Kur’an Ahlakı Önümüzde Işık Gibidir

  • 05 Şubat 2019
  • 1.175 kez görüntülendi.
Kur’an Ahlakı Önümüzde Işık Gibidir
REKLAM ALANI

Allah-u Zülcelâl insanları ve cinleri yaratmış ve onları Âdem aleyhisselamdan kıyamet kopuncaya kadar imtihan ediyor. İmtihan ettiği için, onun kelamına kulak vermemiz lazımdır. Bize ne diyor Allah-u Zülcelâl?

Allah-u Zülcelâl bir ayet-i kerimede şöyle buyuruyor:

“Kim bir kötülük yapar yahut nefsine zulmeder de sonra Allah’tan mağfiret dilerse, Allah’ı çok bağışlayıcı ve rahmet edici olarak bulur.”(Nisa, 10)

REKLAM ALANI

Bu Rabbül Âlemin olan Allah-u Zülcelâl’in kelamıdır; o böyle söylüyor bize. İnsan Peygamber olmadığı takdirde mutlaka hata sahibidir.

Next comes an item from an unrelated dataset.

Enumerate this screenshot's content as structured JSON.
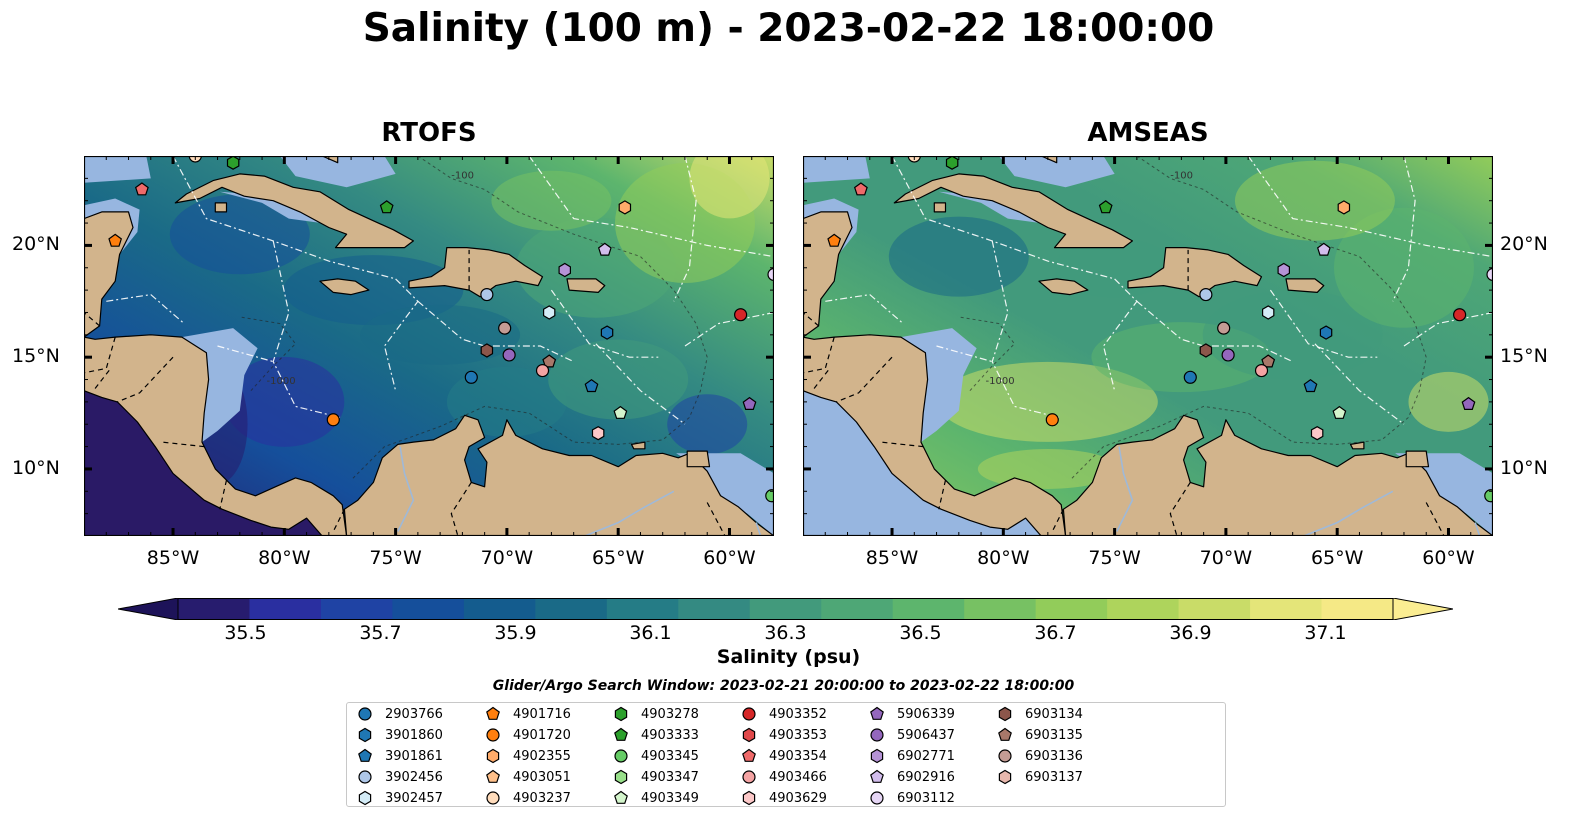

Hata sahibi olanın da mutlaka Allah-u Zülcelâl’e karşı özür dilemesi, tevbe istiğfarda bulunması lazımdır.

Bazıları diyorlar ki, “Ben tevbe eder de sonra tevbemi bozarsam ne olacak?” Hatta “Tevbe edersem ve tevbemi bozarsam bana bir zarar olur mu, cin şeytan çarpar mı?” diyorlar. Bunların hepsi cehaletten kaynaklanır. Şeytan onları bir sürü vesveseler vererek kandırıyor, tevbe almamaları için böyle gayret gösteriyor.

Peygamber aleyhisselatu vesselam bir hadis-i şerifinde şöyle buyuruyor:

“Bir kimse istiğfârı dilinden düşürmezse, Allah Teâlâ ona her darlıktan bir çıkış, her üzüntüden bir kurtuluş yolu lûtfeder ve ona ummadığı yerden rızık lûtfeder.” (Ebû Dâvûd, Vitir, 26, 1518; İbn-i Mâce, Edeb, 57)

Bunlar önümüzde varken tevbeden geri kalmak, dini yönden çok cahil kalmaktan dolayıdır. Yahut da meraklı olmamaktan, iman zayıflığından dolayı olabilir. Eğer öyle olmasaydı, herkesin devamlı olarak hata ve kusurları için tevbe istiğfar halinde olması lazımdır.

Peygamber sallallahu aleyhi vesellem şöyle buyuruyor bir hadis-i şerifinde:

“Ey insanlar! Allah’a çokça tevbe ve istiğfâr edin! Muhakkak ki ben her gün yüz defa, hattâ yüzden daha fazla, Allâh’a tevbe ediyor ve O’na istiğfâr ediyorum.” (Ahmed, IV, 261; Nesâî, Kübrâ, IX, 168; Krş. Müslim, Zikir, 42)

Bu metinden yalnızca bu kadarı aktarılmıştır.